Bath Iron Works, which has 5,200 employees and pays $100 million a year on health care, is drafting its letter of opposition to the CMHC/Parkview CON proposal. But in a statement, spokesman Jim DeMartini told Mainebiz that "excess capacity" and "duplication of health care facilities" are not in the shipyard's or Maine's best interests.

"By 2016 Maine is projected to have the highest cost in the nation for employer-sponsored family coverage. Our primary competitor operates in Mississippi. Mississippi is projected to have the seventh least expensive family coverage costs. Our challenge to remain competitive in light of these circumstances is significant and other businesses are facing similar challenges … Continuing to spend millions of dollars a year on inefficient health care delivery is a luxury that BIW, the business community and our families cannot afford."

What next?

Both Skillings and McCue see Mid Coast's plan as a viable alternative that's more in tune with the emerging "Triple Aim" health care trend, which emphasizes preventive care over hospitalization, reducing the per-capita cost of care, and having hospitals working closely with patients, doctors and communities to improve quality of care and access to services that keep people healthy.

Although only the CMHC/Parkview proposal is subject to CON review, Skillings and McCue say their competing plan remains in play because the CON law requires the state to consider lower cost alternatives that meet the community's health care needs — as well as determine if there's a public need for CMHC's to assume control of Parkview. On both counts, they say, CMHC and Parkview fall far short.

Gill disagrees, saying CMHC has a proven record of reducing costs and improving quality at its hospitals in Lewiston, Rumford and Bridgton, and will do the same at Parkview.

DHHS staff will begin an analysis of the CMHC/Parkview CON application that is expected to last until late December. No date has been set for Mayhew's decision.

If she rejects the application, Gill says CMHC will continue its 10-year-old working relationship with Parkview. But he doesn't expect that to happen.

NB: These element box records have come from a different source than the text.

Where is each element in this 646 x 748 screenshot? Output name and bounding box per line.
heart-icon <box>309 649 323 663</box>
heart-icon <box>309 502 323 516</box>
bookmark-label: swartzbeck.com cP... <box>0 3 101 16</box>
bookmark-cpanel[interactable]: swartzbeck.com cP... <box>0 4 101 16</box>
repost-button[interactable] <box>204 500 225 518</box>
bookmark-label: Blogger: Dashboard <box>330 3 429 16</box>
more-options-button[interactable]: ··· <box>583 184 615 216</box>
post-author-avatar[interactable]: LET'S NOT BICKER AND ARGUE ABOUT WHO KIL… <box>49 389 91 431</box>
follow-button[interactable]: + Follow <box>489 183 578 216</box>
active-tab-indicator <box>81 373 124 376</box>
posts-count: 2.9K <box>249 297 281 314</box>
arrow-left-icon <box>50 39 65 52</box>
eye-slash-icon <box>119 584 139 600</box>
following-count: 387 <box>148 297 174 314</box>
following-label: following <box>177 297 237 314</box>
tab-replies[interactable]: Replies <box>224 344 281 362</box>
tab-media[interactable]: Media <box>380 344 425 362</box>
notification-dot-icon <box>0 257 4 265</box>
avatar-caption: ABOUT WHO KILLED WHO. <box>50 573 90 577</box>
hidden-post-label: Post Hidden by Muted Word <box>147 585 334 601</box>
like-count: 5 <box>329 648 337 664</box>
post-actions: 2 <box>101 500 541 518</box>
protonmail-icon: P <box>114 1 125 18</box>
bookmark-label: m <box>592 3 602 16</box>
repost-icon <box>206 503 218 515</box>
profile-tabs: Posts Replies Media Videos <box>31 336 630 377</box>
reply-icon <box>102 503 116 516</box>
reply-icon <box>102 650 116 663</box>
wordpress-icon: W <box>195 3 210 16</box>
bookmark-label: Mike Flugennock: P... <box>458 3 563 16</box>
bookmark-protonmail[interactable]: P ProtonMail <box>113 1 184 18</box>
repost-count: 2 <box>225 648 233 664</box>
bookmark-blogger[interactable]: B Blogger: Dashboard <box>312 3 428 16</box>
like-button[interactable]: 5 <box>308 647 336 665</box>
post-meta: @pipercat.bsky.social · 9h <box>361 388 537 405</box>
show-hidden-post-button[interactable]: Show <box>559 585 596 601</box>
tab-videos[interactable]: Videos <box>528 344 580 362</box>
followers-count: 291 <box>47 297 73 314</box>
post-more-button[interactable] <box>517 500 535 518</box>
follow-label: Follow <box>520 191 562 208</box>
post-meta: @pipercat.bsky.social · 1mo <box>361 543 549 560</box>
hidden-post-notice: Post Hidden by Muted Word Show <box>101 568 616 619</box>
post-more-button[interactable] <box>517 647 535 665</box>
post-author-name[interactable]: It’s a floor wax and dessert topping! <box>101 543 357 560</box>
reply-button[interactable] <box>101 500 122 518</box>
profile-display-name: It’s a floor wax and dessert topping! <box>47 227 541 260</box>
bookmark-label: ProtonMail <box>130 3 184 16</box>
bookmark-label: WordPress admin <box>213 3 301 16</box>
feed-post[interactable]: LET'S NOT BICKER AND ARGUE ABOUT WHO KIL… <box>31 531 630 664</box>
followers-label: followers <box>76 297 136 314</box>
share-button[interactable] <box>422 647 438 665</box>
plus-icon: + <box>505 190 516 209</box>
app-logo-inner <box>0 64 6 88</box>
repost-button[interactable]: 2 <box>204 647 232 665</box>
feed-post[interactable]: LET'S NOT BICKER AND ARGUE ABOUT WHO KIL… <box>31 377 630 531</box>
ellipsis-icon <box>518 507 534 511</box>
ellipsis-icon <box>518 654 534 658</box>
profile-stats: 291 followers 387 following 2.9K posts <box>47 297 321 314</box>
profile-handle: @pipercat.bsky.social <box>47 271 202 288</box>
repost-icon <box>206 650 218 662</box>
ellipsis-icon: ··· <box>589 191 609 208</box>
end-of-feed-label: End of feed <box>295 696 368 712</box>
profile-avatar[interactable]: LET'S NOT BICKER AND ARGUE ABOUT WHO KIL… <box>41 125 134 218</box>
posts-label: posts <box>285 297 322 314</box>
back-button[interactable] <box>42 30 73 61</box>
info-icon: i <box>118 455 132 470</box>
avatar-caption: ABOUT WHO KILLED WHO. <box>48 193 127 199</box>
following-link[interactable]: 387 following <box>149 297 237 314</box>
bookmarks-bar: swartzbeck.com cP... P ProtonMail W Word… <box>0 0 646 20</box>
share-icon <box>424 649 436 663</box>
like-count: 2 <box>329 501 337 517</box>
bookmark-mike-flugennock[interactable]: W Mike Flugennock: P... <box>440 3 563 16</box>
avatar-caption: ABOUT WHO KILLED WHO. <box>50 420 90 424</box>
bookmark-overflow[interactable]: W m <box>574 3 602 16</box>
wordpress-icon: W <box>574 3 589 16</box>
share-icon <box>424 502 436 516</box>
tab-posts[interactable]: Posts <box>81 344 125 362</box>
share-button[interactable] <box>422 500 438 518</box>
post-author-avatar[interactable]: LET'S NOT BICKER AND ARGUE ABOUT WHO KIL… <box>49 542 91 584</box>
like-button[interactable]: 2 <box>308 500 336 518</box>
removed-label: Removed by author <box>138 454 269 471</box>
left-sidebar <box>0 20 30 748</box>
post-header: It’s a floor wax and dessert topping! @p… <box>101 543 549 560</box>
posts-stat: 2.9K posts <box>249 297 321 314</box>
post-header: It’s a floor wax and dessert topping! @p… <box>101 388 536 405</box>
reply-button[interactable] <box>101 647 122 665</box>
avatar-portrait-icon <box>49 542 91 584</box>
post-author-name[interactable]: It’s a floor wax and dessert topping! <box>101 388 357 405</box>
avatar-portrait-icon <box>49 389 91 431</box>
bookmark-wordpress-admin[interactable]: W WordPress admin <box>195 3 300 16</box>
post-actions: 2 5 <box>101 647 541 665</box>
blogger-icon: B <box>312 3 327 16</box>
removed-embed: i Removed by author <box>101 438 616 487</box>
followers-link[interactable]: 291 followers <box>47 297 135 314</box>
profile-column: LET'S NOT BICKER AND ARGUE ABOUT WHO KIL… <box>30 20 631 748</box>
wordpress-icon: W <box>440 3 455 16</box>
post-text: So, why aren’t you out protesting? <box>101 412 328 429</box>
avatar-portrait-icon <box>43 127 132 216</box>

"This is a pretty simple decision," he says. "We believe the department will approve our application."

Skillings and McCue say if the state approves the CMHC proposal, the CON process gives Mid Coast the opportunity to request a reconsideration hearing. If CMHC is turned down, both say Mid Coast's board is committed to working with Parkview's administrative team to reduce costs and improve the delivery of health care services.

"Our goal is to heal the health care system in our community," says Skillings.